When I read this morning that a provision in the House ethics bill had been dropped that would have required members of the political intelligence industry to register with the federal government, I had one question. What’s the political intelligence industry?
The bill in question, a version of which cleared the Senate last week 96-3 with the political intelligence requirement—sponsored by Sen. Chuck Grassley (R., Iowa)—intact, would outlaw insider trading by members of Congress. Grassley wasn’t pleased. “It’s astonishing and extremely disappointing,” Grassley said,
that the House would fulfill Wall Street’s wishes by killing this provision. The Senate clearly voted to try to shed light on an industry that’s behind the scenes. If the Senate language is too broad, as opponents say, why not propose a solution instead of scrapping the provision altogether? I hope to see a vehicle for meaningful transparency through a House-Senate conference or other means. If Congress delays action, the political intelligence industry will stay in the shadows, just the way Wall Street likes it.
I agree, and I don’t even know what the damn thing is!
It turns out that the political intelligence industry is something that sprang up as a way to convey inside information to hedge funds and mutual funds. Although it’s illegal to trade on the basis of inside information about public companies, it’s perfectly legal, in most instances, to trade on the basis of inside information about stuff the government does. So these hedge funds and mutual funds (and, to a lesser extent, other Wall Street investors) hire “expert network” companies like Gerson Lehrman, Coleman Research Group, Inc., and Public Insight LP to tell them the latest on what Washington will or won’t do, and when. The expert network firms operate worldwide collecting all kinds of information for investors, but lately they’ve been ramping up their activities in Washington. An Oct. 4 story in the Wall Street Journal reported that the political intelligence industry employs about 2,000 people in D.C. and generates about $100 million in annual revenue, according to Integrity Research Associates LLC, which “evaluates investment-research firms.” The political intelligence industry is sufficiently mature to have spawned another industry to to keep track of it!
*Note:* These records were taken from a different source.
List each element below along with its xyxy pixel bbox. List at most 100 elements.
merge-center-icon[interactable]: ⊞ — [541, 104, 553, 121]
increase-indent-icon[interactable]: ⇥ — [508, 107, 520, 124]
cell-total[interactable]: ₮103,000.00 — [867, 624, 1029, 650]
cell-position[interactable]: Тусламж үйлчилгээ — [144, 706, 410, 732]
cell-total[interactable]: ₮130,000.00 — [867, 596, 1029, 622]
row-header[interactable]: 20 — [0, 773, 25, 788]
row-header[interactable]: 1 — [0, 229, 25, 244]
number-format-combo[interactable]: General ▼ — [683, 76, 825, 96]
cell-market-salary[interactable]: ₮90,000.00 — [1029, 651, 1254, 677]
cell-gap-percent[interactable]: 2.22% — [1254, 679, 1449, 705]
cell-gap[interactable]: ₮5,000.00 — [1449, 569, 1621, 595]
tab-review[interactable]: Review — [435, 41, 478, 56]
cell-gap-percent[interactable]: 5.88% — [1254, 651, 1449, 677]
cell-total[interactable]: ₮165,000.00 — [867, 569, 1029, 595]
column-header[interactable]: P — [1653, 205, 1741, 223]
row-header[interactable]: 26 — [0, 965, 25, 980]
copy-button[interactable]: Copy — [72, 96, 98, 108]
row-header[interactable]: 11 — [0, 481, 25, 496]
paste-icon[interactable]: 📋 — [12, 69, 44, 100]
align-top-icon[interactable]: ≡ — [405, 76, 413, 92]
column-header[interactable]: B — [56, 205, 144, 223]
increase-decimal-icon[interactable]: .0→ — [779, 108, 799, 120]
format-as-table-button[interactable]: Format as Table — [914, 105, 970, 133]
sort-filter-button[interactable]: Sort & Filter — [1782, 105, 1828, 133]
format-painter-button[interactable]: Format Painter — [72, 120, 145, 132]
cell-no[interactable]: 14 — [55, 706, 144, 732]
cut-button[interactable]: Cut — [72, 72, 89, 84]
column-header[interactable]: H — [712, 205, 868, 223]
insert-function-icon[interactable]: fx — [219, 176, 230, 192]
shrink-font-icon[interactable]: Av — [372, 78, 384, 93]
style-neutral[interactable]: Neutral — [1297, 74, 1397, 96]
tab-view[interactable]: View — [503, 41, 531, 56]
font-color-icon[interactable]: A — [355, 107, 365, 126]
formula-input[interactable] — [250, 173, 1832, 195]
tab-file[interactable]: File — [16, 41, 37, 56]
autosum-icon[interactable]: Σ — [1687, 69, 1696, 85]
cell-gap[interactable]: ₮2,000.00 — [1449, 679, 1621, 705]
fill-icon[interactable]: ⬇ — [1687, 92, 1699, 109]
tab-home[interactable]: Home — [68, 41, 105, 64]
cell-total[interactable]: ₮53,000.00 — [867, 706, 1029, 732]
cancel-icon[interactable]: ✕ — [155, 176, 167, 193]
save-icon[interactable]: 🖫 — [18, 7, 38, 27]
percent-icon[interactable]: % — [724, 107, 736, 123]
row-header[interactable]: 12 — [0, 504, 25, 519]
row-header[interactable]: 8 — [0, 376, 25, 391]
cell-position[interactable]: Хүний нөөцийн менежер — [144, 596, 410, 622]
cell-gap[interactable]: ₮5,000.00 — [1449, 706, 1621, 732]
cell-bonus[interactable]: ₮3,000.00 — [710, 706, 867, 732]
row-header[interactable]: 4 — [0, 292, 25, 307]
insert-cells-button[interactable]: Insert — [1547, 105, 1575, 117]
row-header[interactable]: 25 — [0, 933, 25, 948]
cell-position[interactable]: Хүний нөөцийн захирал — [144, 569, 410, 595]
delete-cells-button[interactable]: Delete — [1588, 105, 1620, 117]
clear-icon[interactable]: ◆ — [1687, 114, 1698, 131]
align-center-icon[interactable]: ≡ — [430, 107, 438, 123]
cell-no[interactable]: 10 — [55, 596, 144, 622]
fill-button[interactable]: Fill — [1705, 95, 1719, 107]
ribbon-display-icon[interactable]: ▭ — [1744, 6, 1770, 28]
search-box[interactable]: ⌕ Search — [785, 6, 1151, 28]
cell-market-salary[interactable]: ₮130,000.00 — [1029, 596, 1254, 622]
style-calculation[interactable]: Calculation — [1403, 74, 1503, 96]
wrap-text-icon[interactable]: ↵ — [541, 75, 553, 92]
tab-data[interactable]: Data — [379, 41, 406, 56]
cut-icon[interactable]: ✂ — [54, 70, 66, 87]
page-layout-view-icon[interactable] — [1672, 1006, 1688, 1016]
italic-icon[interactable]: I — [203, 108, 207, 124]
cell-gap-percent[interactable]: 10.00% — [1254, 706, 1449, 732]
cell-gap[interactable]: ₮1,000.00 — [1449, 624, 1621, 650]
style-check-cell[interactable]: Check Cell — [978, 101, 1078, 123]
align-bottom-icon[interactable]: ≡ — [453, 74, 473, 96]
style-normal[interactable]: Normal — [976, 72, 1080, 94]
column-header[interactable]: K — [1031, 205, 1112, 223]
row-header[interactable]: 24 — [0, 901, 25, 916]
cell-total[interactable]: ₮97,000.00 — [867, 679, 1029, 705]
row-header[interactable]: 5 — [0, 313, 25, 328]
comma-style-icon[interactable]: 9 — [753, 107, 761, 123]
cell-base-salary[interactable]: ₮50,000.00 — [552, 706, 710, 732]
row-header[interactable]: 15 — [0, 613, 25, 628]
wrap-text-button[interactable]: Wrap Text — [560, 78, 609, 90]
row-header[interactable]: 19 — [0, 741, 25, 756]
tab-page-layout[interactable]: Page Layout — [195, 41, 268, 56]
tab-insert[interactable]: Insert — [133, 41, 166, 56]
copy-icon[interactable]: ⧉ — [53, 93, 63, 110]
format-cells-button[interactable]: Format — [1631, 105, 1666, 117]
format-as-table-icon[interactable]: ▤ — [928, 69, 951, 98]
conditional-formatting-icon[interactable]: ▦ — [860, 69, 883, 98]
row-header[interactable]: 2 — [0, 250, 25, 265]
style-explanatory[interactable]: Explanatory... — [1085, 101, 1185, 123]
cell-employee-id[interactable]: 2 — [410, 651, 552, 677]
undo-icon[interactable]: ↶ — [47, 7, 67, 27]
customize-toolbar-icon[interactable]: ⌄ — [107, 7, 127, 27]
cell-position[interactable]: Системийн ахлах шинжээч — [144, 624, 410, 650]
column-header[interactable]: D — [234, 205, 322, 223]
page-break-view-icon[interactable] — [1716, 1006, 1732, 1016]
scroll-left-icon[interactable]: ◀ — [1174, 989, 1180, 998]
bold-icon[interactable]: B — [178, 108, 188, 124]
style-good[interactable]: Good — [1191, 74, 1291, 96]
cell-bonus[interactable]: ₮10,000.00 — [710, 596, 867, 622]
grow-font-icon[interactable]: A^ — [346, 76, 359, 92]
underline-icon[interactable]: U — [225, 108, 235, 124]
The Journal piece profiled Paul Equale, a 60 year-old former lobbyist and onetime Energy department official who does some consulting for Gerson Lehrman, the biggest expert-network firm. (Most of Gerson Lehrman’s experts, including Equale, are contractors rather than employees.) Equale bills Gerson $600 an hour for passing along inside information about what the government is up to. “It’s put my kids through college,” he told the Journal. In 2010, for instance, the financial services industry hired him to track a provision in the Dodd-Frank financial-reform law sponsored by Sen. Dick Durbin, D.-Ill., that required Visa and MasterCard to stop ripping off retailers with sky-high fees on debit-card purchases. So Equale paid $1000 to attend a breakfast fundraiser for Senate Majority Leader Harry Reid that Durbin attended. Durbin (who told the Journal he didn’t remember the conversation) told Equale that he’d managed to win support for his amendment from Rep. Barney Frank, D.-Mass., then financial services committee chairman, who had opposed it previously for fear it would hurt small banks. That cleared the path for the Durbin amendment to become law. Equale shared that information with several hedge fund analysts that had hired him through Gerson.
Like a lot of very pricey services in Washington, Equale’s appears in this instance to have been useless, since the markets had already concluded, even without knowledge of Frank’s conversion, that some version of the debit-fee restriction was bound to pass. There is, after all, already a vast corps of journalists in Washington (some of them working for the Journal) who spend all day running around the Capitol trying to find out what’s going to happen to various bills. Many of these journalists are young people working for highly-priced trade publications that collect detailed information on specialized topics of interest. The two main differences between what they do and what Equale does are
a.) What they earn isn’t enough to pay off their own college loans, let alone put their future children through college;
and
b.) Digesting the information they provide requires a hedge fund manager to read, an activity increasingly frowned upon in our culture.
As journalism and the habit of reading decline, it seems entirely possible that political intelligence will develop into a billion-dollar industry. People will still need information about government affairs, after all. But this information may become a luxury commodity for the very rich rather than something ordinary citizens consume by reading newspapers and magazines or listening to the radio or watching the evening news. Demand for all these mediums has dwindled, and the rise of the Internet doesn’t appear to have taken up the slack. Politicians, meanwhile, who after all have limited time on their hands, may increasingly wonder why they should spend any of it talking to a mere reporter when they can talk instead to a political intelligence consultant who just might reward the favor with a fat campaign contribution.
So, yeah, lets figure out a way to keep track of these guys. They may be coming for my job.